Two years in-the-making and supported largely by volunteers, the pilot project was spearheaded by Community Action on Dementia (CAD) Brent, a social movement which aims to make the London Borough of Brent dementia-friendly. Charities such as Irish in Britain and Ashford Place, together with statutory and community agencies, faith groups and local businesses also backed the scheme. 

It’s a shock to people when they are told they have Dementia. A lot of people don’t talk about it and it gets worse because it’s secret. It’s like you’re having an affair that you don’t want people to know about. It’s not until you admit it to yourself that you can start to come to terms with it. Coming to the group and hearing other people talk helps people to open up.  It also helps the carers who are trying to understand how to cope with their loved ones. The main benefit is for people to come together and mix. I think it’s a very good thing.




Dianne Campbell, a Brent resident diagnosed with dementia at the age of 47, is one of the driving forces behind the campaign. Seeing a gap in provision, Dianne was keen to help develop a service in her local borough. Her persistence led to a borough-wide conversation about the needs of locals living with the condition. In the process, 80 Brent residents with dementia were interviewed, along with their carers. The findings were published last summer in a report entitled Living with Dementia in Today’s Community

The report found there were nearly 2,000 people in Brent living with dementia, demonstrating the need and potential for a service in which people living with dementia could help each other while retaining their self-esteem and sense of identity. It was also clear that people lead happier and healthier lives when they have the resources that work for them.

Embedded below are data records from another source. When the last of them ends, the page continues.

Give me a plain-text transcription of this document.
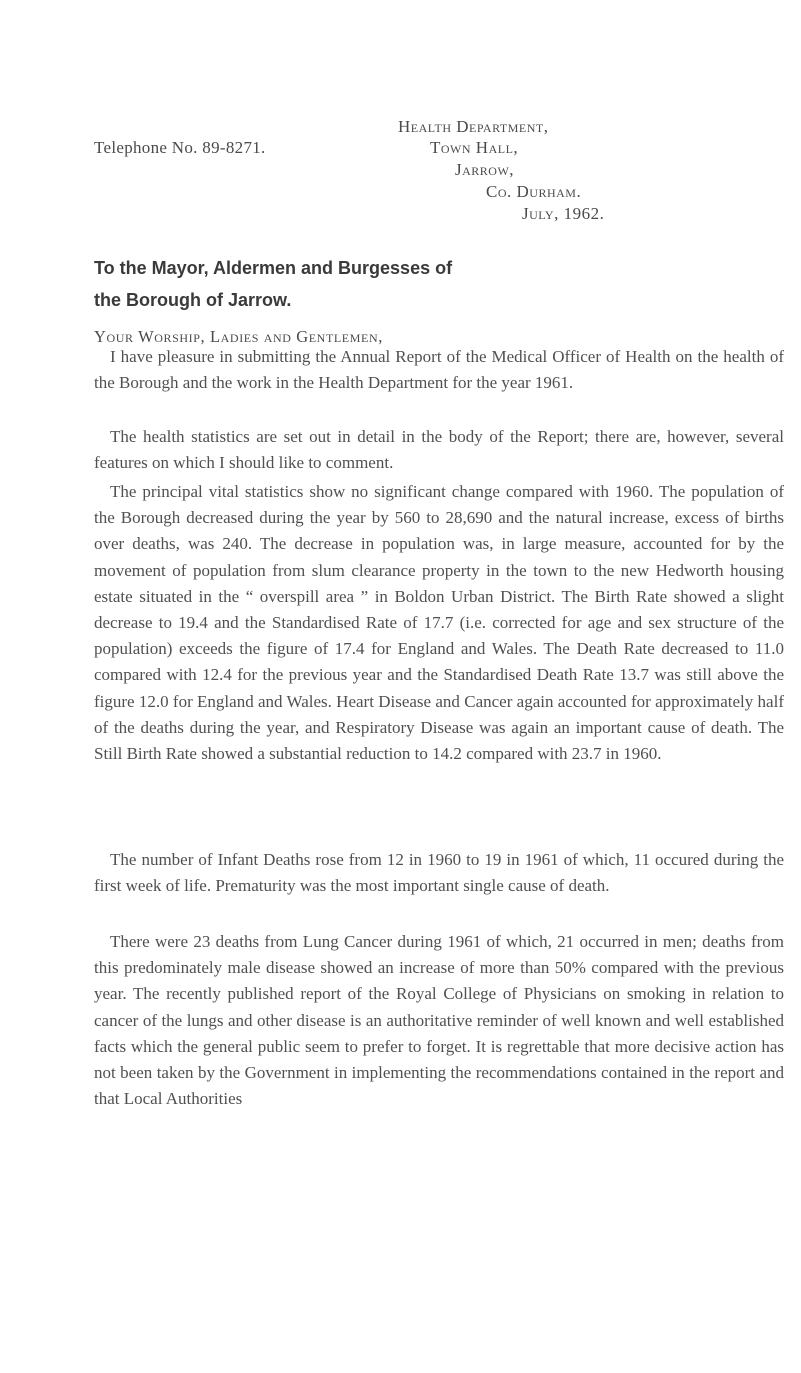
Telephone No. 89-8271.
Health Department,
Town Hall,
Jarrow,
Co. Durham.
July, 1962.
To the Mayor, Aldermen and Burgesses of
the Borough of Jarrow.
Your Worship, Ladies and Gentlemen,

I have pleasure in submitting the Annual Report of the Medical Officer of Health on the health of the Borough and the work in the Health Department for the year 1961.

The health statistics are set out in detail in the body of the Report; there are, however, several features on which I should like to comment.

The principal vital statistics show no significant change compared with 1960. The population of the Borough decreased during the year by 560 to 28,690 and the natural increase, excess of births over deaths, was 240. The decrease in population was, in large measure, accounted for by the movement of population from slum clearance property in the town to the new Hedworth housing estate situated in the “ overspill area ” in Boldon Urban District. The Birth Rate showed a slight decrease to 19.4 and the Standardised Rate of 17.7 (i.e. corrected for age and sex structure of the population) exceeds the figure of 17.4 for England and Wales. The Death Rate decreased to 11.0 compared with 12.4 for the previous year and the Standardised Death Rate 13.7 was still above the figure 12.0 for England and Wales. Heart Disease and Cancer again accounted for approximately half of the deaths during the year, and Respiratory Disease was again an important cause of death. The Still Birth Rate showed a substantial reduction to 14.2 compared with 23.7 in 1960.

The number of Infant Deaths rose from 12 in 1960 to 19 in 1961 of which, 11 occured during the first week of life. Prematurity was the most important single cause of death.

There were 23 deaths from Lung Cancer during 1961 of which, 21 occurred in men; deaths from this predominately male disease showed an increase of more than 50% compared with the previous year. The recently published report of the Royal College of Physicians on smoking in relation to cancer of the lungs and other disease is an authoritative reminder of well known and well established facts which the general public seem to prefer to forget. It is regrettable that more decisive action has not been taken by the Government in implementing the recommendations contained in the report and that Local Authorities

After I was diagnosed, I was told I had to stop working and I felt all over the place. There was no structure available and no way to meet other people who had been diagnosed. But at The Dementia Peer Support Service there’s an understanding that it’s difficult and you have to be gentle with each other and I’m beginning to really feel a part of things and enjoy myself.



While traditionally most programmes supporting people with dementia are run by medical professionals, The Dementia Peer Support Service encourages the people living with the condition – the peers – to design and deliver a range of activities for everyone. Meeting fortnightly, these activities include expeditions to museums and galleries, art classes and listening to invited speakers. Hosting activities away from a clinical setting provides a relaxed environment where people can learn how to adapt to life with dementia together and a buddy system encourages mutual support and helps build confidence.

The Dementia Peer Support Service is the first community-based scheme of its kind to be funded by the NHS. The service currently has 18 members and plans to increase that number to 70 by January 2018. Brent residents can be referred by GPs and other primary care staff, places of worship, social services and the voluntary sector – they can even approach the group direct.  

Danny Maher, CEO of Ashford Place said, “Since beginning this project, people with dementia have said how relieved they are to be encouraged to lead on how they want to manage their condition. They feel more in control and really value the opportunity to decide what they want to do rather than just ‘give up’ at home. We also use very different language – where medical speak is more focussed on illness, deterioration, drugs, symptoms, risk adverse etc., our language is about hope, confidence and self-determination."

Clementine Femiola, the Project Lead, has been employed to oversee the project, working alongside other agencies, the peers and the peer supporters. Peer supporters tend to be more confident, often in an earlier phase of dementia, and might have a skill or hobby to offer a group session. Peer supporters also raise positive awareness of dementia in the community by sharing their experiences of diagnosis and what has helped them on a day-to-day basis.